الذكاء الاصطناعي يتصدى لـ "القاتل الصامت": بارقة أمل في علاج سرطان البنكرياس

Pancreatic cancer is considered one of the most dangerous types of cancer worldwide, often called the “silent killer” because it does not show clear symptoms in the early stages of the disease. When symptoms do begin to appear, they are often general and non-specific, such as feeling stomach upset, loss of appetite, or unexplained weight loss, which leads to delayed diagnosis and thus limited treatment opportunities, with only one in ten patients surviving five years after diagnosis.

The danger of this disease also lies in the difficulty of detecting it through examinations, as it is difficult to detect small tumors even with CT scans, due to the pancreas’ deep location inside the body. Despite the expertise of radiologists, they may not be able to notice small or atypical tumors, which prompted a team of researchers to try to explore the possibility of using artificial intelligence to improve the accuracy of early detection of this cancer.

The team, led by AI expert Hinkjan Huisman and radiologist John Hermans, prepared a high-quality, confidential set of CT scan images of approximately 400 patients, which were carefully reviewed by international experts. Developers from around the world were then invited to submit artificial intelligence models capable of detecting pancreatic cancer in these images, and more than 250 models participated in this challenge, and their results were compared to the performance of radiologists.

The results showed that the best AI models were more accurate than the average performance of doctors, correctly identifying cancer in 92% of scans, while the success rate for the average radiologist was 88%, with a 38% reduction in false alarms. These models are seen as a supportive “second eye” for doctors, helping them reduce errors caused by daily work pressure, and not as a replacement for them.

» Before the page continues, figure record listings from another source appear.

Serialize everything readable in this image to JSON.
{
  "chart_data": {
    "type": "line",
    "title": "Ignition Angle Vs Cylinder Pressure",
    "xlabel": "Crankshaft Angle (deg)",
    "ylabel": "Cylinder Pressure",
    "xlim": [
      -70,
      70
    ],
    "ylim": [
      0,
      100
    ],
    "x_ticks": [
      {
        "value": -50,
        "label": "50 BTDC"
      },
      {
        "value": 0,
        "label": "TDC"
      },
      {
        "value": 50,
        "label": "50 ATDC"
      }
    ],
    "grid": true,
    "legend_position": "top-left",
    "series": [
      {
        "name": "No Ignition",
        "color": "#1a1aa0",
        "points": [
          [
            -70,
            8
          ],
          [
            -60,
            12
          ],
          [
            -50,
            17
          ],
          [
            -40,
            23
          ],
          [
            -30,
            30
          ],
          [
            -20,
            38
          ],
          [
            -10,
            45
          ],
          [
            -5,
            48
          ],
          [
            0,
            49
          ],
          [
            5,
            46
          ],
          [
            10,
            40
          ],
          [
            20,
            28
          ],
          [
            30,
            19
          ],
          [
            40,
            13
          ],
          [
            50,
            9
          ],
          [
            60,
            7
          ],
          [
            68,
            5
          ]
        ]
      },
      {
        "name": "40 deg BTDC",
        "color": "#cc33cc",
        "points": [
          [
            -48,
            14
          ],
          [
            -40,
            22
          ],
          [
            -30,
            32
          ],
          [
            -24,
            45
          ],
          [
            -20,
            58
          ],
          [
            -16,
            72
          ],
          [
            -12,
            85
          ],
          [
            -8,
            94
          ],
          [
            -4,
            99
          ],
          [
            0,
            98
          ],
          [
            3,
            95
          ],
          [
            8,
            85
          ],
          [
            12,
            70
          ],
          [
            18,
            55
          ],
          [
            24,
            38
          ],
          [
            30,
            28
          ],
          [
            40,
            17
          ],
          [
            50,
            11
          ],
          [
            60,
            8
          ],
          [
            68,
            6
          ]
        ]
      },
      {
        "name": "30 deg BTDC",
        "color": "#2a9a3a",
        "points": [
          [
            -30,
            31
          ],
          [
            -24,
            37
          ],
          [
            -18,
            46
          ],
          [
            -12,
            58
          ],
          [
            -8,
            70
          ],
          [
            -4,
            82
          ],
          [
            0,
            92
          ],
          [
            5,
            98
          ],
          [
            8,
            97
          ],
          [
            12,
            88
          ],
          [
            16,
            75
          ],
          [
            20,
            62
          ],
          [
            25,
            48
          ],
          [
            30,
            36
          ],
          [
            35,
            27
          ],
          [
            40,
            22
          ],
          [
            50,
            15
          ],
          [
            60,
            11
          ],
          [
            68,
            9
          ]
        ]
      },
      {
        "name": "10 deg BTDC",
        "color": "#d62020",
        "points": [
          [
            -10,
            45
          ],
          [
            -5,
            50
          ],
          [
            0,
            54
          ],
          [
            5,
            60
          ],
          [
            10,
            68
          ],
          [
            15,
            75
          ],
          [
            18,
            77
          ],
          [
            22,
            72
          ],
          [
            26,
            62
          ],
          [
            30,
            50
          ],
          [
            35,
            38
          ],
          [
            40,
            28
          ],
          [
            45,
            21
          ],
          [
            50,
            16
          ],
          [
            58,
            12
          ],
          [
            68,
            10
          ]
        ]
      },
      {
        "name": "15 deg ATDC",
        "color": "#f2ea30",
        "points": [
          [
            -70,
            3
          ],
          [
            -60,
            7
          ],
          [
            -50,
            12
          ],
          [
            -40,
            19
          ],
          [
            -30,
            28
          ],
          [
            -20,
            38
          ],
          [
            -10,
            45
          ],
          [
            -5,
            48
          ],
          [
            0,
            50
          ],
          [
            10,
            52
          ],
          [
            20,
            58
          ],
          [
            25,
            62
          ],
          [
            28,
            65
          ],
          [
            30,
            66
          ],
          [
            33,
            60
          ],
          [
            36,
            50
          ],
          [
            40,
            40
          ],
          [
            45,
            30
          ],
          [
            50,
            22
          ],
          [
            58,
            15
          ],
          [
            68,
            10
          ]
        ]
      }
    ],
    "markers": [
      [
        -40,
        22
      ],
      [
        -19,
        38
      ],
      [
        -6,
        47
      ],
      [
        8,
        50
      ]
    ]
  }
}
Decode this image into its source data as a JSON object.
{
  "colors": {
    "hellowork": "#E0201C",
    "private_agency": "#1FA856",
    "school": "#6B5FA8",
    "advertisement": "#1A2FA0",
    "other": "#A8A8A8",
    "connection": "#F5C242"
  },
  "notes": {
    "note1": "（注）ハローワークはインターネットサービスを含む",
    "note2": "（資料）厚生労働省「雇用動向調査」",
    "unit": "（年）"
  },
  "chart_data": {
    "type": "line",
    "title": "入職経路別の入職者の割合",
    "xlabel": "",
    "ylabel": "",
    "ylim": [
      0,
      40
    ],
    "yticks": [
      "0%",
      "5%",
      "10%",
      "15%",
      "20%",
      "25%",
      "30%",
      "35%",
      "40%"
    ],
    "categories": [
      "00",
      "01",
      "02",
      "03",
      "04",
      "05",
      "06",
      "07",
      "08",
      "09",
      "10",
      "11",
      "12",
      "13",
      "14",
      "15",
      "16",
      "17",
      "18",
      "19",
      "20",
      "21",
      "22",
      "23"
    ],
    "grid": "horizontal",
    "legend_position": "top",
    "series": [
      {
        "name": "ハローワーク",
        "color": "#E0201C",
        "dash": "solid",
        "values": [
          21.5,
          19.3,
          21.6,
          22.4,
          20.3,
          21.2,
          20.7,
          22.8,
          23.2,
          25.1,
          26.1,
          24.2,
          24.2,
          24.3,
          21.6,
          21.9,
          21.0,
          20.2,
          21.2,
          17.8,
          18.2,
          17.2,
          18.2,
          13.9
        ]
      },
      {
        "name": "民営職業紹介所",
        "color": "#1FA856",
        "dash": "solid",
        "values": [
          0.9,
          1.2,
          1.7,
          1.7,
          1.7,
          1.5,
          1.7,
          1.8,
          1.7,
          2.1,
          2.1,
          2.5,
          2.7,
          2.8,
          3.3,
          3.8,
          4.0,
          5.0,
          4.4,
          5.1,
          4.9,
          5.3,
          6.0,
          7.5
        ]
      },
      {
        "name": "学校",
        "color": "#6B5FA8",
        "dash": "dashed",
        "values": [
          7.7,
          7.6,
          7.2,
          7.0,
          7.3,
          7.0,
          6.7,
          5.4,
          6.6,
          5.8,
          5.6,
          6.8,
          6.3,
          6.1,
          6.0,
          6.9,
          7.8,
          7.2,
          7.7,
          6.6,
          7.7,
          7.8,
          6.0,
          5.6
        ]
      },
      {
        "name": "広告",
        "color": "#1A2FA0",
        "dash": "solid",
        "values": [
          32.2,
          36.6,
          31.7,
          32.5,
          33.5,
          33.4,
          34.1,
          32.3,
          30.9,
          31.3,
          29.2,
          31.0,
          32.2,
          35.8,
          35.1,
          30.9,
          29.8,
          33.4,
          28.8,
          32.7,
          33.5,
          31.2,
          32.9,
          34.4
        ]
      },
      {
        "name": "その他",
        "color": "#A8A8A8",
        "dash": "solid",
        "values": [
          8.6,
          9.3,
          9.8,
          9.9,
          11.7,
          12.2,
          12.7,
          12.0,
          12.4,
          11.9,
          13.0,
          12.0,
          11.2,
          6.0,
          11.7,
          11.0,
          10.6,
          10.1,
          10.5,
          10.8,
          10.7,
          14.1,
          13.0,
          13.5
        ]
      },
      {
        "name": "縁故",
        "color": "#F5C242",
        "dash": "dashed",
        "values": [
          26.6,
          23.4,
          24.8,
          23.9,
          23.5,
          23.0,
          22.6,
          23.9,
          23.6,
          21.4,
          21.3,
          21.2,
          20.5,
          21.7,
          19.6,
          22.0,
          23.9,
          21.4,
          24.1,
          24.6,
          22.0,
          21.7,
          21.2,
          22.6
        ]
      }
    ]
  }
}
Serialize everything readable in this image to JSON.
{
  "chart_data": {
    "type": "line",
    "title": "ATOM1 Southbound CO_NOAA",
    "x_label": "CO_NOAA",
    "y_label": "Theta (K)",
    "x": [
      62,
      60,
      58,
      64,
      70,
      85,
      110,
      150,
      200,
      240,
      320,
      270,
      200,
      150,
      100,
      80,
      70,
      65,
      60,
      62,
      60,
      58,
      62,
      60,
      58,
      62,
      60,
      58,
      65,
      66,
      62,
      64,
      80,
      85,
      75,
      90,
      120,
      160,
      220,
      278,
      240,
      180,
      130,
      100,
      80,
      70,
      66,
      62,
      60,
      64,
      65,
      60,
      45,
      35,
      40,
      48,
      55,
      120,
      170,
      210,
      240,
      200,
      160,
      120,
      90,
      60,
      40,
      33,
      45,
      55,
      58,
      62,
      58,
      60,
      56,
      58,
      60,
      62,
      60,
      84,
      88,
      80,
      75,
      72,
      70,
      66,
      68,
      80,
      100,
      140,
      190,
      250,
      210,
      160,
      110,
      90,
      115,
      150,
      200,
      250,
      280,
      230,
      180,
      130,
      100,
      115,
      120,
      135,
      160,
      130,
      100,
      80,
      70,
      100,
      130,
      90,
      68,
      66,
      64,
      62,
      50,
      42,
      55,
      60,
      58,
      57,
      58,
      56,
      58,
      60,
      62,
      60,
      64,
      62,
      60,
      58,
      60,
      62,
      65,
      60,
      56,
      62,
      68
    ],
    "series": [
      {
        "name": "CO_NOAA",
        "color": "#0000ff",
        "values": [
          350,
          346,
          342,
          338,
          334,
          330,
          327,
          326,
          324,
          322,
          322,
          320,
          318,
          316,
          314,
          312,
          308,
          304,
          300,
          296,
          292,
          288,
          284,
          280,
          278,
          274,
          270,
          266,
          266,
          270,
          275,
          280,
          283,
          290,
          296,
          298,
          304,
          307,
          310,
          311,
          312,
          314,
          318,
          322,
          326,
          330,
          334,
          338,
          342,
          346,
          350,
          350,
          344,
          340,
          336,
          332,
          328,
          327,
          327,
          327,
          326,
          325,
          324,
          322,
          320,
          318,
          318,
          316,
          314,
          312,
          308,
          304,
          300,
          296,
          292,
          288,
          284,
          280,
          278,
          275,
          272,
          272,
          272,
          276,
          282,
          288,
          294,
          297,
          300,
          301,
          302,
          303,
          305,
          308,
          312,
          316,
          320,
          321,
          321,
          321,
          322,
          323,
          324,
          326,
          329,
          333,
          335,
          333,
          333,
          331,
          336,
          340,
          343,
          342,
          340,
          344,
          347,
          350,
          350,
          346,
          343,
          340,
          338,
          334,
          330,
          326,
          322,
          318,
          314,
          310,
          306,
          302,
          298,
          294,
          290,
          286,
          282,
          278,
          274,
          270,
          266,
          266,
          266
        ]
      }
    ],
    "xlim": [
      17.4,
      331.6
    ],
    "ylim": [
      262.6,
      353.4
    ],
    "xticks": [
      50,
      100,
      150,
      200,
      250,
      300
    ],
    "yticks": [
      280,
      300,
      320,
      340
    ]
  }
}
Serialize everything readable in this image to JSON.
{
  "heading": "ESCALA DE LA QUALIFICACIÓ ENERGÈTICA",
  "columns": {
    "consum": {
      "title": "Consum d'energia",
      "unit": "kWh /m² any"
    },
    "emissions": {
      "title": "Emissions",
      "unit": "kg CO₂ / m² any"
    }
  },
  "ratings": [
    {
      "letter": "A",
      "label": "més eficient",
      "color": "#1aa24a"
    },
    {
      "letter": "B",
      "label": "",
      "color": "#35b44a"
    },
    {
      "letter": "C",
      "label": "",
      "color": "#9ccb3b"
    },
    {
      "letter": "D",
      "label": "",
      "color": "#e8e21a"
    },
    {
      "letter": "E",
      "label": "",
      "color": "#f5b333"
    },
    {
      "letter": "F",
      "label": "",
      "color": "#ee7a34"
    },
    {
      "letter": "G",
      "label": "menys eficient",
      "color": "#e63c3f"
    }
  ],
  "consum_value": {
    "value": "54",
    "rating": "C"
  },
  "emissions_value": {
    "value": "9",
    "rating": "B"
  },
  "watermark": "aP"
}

The researchers expect these technologies to contribute to the detection of pancreatic cancer at an early stage, which increases the chances of successful surgery and other treatments. However, they also emphasize the need for caution, because false positive results may cause patient anxiety and increase pressure on health systems. Therefore, work continues on training and testing the models before introducing them for widespread clinical use.

In conclusion, artificial intelligence does not offer a magic solution, but it opens a door of hope in a field that has long been shrouded in mystery; every improvement in the accuracy of early detection of pancreatic cancer can make a real difference in patients’ lives.